On Thursday, supplier Smart Sand <SND.O> reported it shipped less frack sand in 
the second quarter than it did in the first. Rival Fairmount Santrol Holdings 
Inc <FMSA.N> forecast flat to slightly higher volumes this quarter over last. 
 
In the last six weeks, shares of U.S. Silica and Hi Crush are both off about 30 
percent. Smart Sand is off about 43 percent since June 30. 
 
Some shale producers add chemical diverters, compounds that spread the slurry 
evenly in a well, and can reduce the amount of sand required. Anadarko Petroleum 
Corp <APC.N> and Continental Resources Inc <CLR.N> are reducing the distance 
between fractures to boost oil production. The tighter spacing allows them to 
extract more crude with less sand. 
In the Denver-Julesburg Basin of Colorado, Anadarko said the new well designs 
have increased oil and gas production by as much as 35 percent.
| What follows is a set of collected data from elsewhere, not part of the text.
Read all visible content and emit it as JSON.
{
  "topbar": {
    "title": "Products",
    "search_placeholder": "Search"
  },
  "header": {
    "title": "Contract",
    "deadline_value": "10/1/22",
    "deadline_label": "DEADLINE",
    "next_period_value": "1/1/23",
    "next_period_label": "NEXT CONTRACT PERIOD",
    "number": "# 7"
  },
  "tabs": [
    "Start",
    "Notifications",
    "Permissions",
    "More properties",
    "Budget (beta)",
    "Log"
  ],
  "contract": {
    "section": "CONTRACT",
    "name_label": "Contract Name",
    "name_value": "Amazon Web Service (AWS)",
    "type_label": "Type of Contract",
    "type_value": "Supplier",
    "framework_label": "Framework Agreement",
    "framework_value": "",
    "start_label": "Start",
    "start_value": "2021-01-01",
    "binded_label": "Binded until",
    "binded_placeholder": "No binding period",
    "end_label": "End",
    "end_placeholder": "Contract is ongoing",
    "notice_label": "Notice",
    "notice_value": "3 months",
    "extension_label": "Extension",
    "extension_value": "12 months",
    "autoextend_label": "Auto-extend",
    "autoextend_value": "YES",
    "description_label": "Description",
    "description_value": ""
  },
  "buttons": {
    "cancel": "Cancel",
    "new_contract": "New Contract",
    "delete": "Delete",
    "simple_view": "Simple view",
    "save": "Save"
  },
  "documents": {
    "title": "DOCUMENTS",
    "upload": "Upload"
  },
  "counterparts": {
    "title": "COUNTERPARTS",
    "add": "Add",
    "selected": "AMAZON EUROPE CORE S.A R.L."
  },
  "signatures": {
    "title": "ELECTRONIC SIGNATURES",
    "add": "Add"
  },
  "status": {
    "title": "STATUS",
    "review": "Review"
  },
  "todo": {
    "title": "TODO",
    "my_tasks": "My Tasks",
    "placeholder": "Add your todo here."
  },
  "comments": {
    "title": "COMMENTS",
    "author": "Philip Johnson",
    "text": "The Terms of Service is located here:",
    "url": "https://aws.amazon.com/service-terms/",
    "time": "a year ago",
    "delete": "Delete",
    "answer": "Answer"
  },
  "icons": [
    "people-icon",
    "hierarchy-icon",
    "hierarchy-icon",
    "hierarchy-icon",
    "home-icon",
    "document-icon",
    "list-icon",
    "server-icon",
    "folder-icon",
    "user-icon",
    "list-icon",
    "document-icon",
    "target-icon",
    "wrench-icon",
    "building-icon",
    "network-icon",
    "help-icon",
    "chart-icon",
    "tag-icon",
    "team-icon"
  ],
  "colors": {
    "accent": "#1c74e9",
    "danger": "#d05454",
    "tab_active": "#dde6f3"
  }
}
It is "no secret 
we have experimented with less sand out there," Bradley Holly, Anadarko's head 
of U.S. onshore exploration and production, told analysts last month. 
 
Analysts and frack sand providers continue to forecast an overall rise in sand 
consumption as more wells are drilled and completed. Smart Sand last week blamed 
its decline on operational and logistics problems. 
 
"The cases where people were scaling back [sand] usage, that was probably due to 
logistics problems," Duane Scardino, Hi Crush's corporate development manager, 
said in an interview this week. "It's hard for me to imagine what would be more 
cost effective than frack sand." 
 
Still, Atlas Consulting's Salazar said of the major U.S. shale basins, only two 
- Haynesville and Eagle Ford - are pumping in more sand per well.